Complexity is a subsidy for people who don’t want to make decisions.
Guiding the Lost
I think back to that tourist I misdirected. I was so helpful, wasn’t I? I smiled. I gave clear, concise instructions. I used landmarks. I was the perfect ‘user experience’ for a man who ended up lost by the river. Digital transformation teams are often just like me in that moment. They are helpful, energetic, and completely wrong. They guide the company toward a version of the future that doesn’t exist, all while ignoring the fact that the ‘Old Library’ of efficient manual work was demolished years ago.

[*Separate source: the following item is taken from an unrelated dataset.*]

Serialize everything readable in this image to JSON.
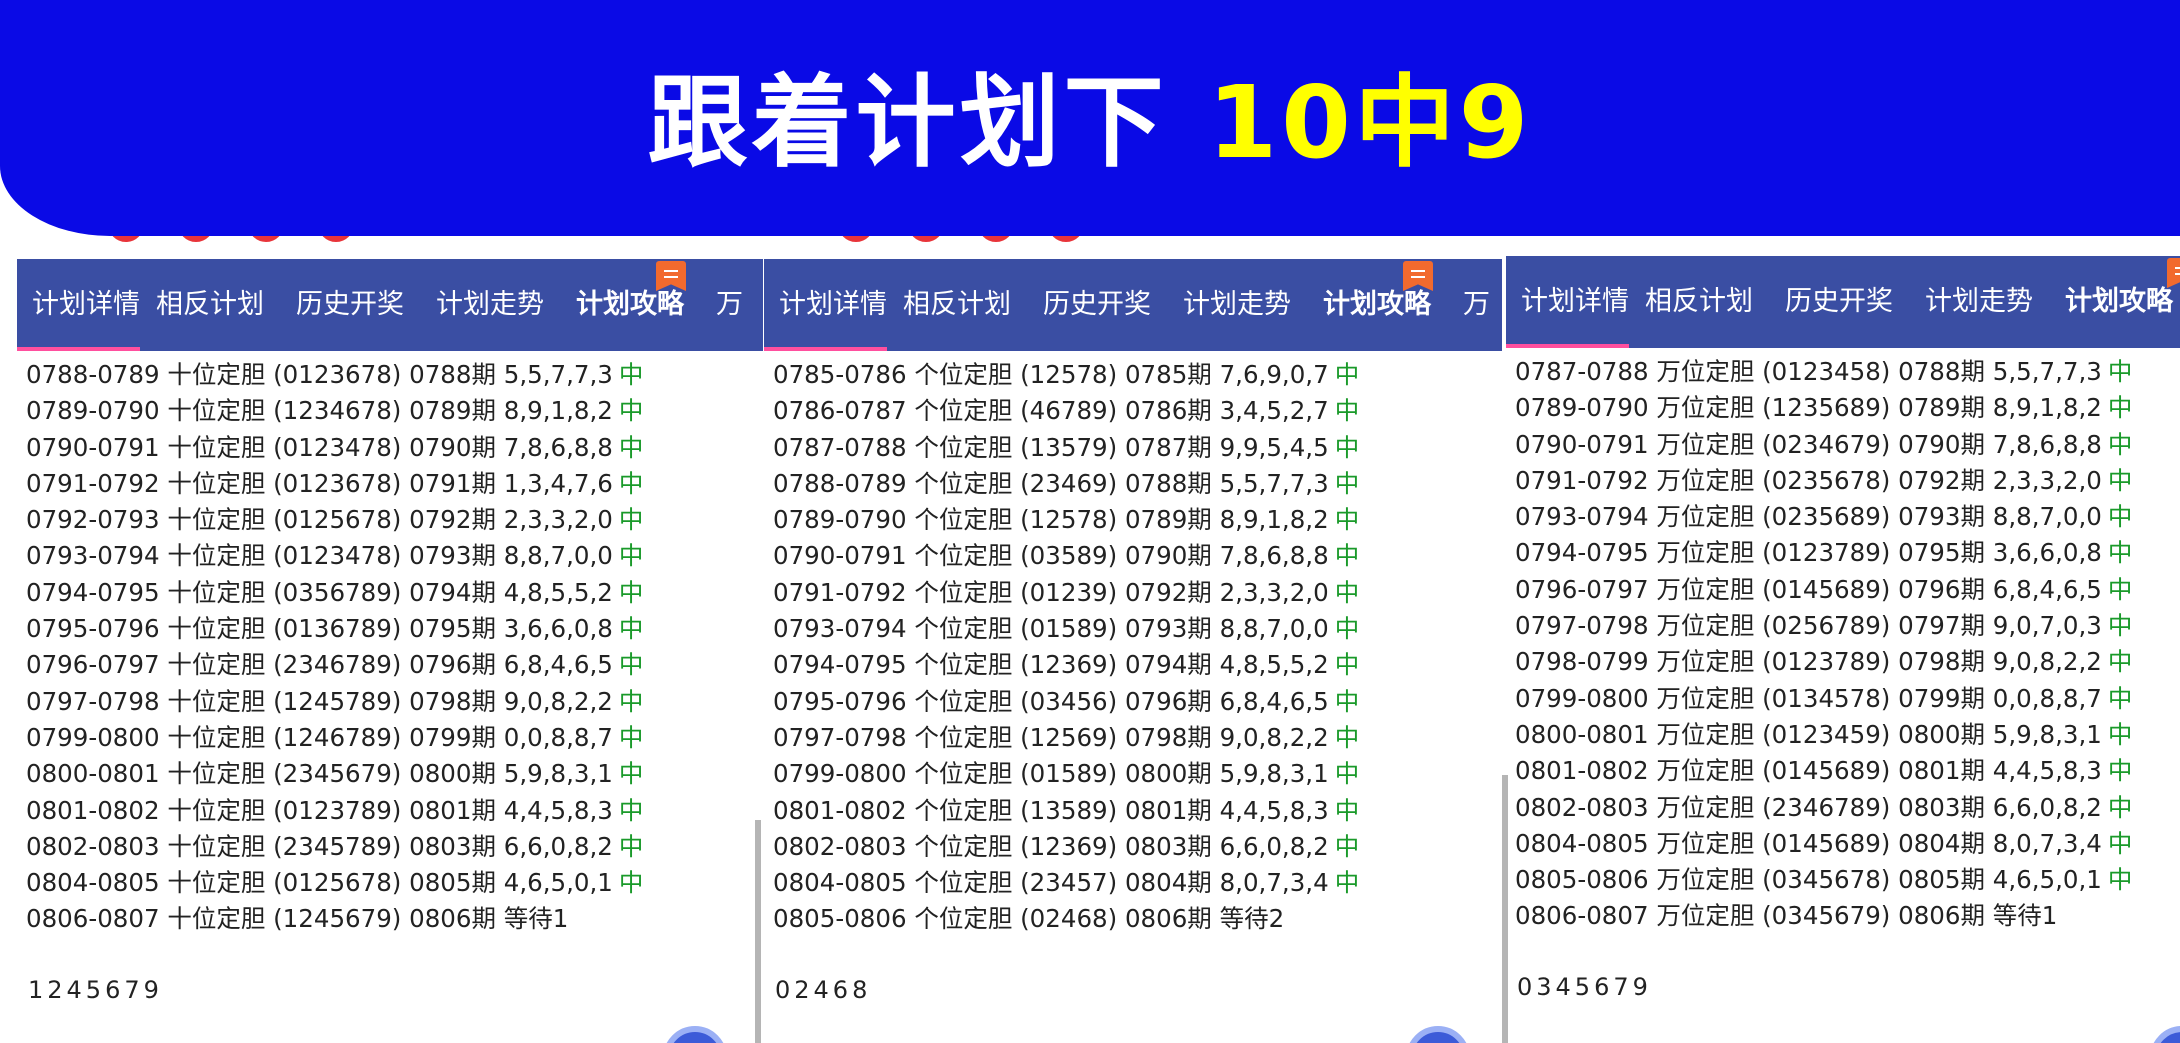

If we actually wanted to fix the work, we would start by deleting. We would look at the 13 steps and see if we could get them down to 3. We would ask Nina what she needs to get the pump back online, and then we would get out of her way. We would realize that the goal isn’t to have a digital record of every sneeze and sigh on the factory floor; the goal is to have a factory that works.
Geometry of Danger
Noah N.S. finished his inspection at the playground. He marked the mahogany slide as ‘Unsafe’ despite its beautiful new finish. The contractor was furious. ‘Do you know how much that stain cost?’ the contractor asked. Noah just pointed to the gap where a child’s head could get stuck. ‘The stain doesn’t change the geometry of the danger,’ he said. It’s a lesson we should all take to heart. Your new enterprise software doesn’t change the geometry of your dysfunction. It just makes the dysfunction more expensive to maintain.
Aesthetics
Geometry
Transformation Complete?
Nina eventually gets the app to load. She taps ‘Submit’ and watches the little green checkmark appear. She feels a brief sense of accomplishment, a hit of dopamine provided by a UI designer in California. Then she looks at the pump, which is still sitting open, still needing a gasket, while she waits for an email notification to hit an inbox three floors up. She puts her phone in her pocket, picks up a wrench, and sighs. The transformation is complete. The work, however, remains broken. We need to stop acting like the screen is the solution and start realizing it’s often just a very bright, very distracting veil over-complication of a simple truth: if the pump doesn’t spin, the rest is just noise.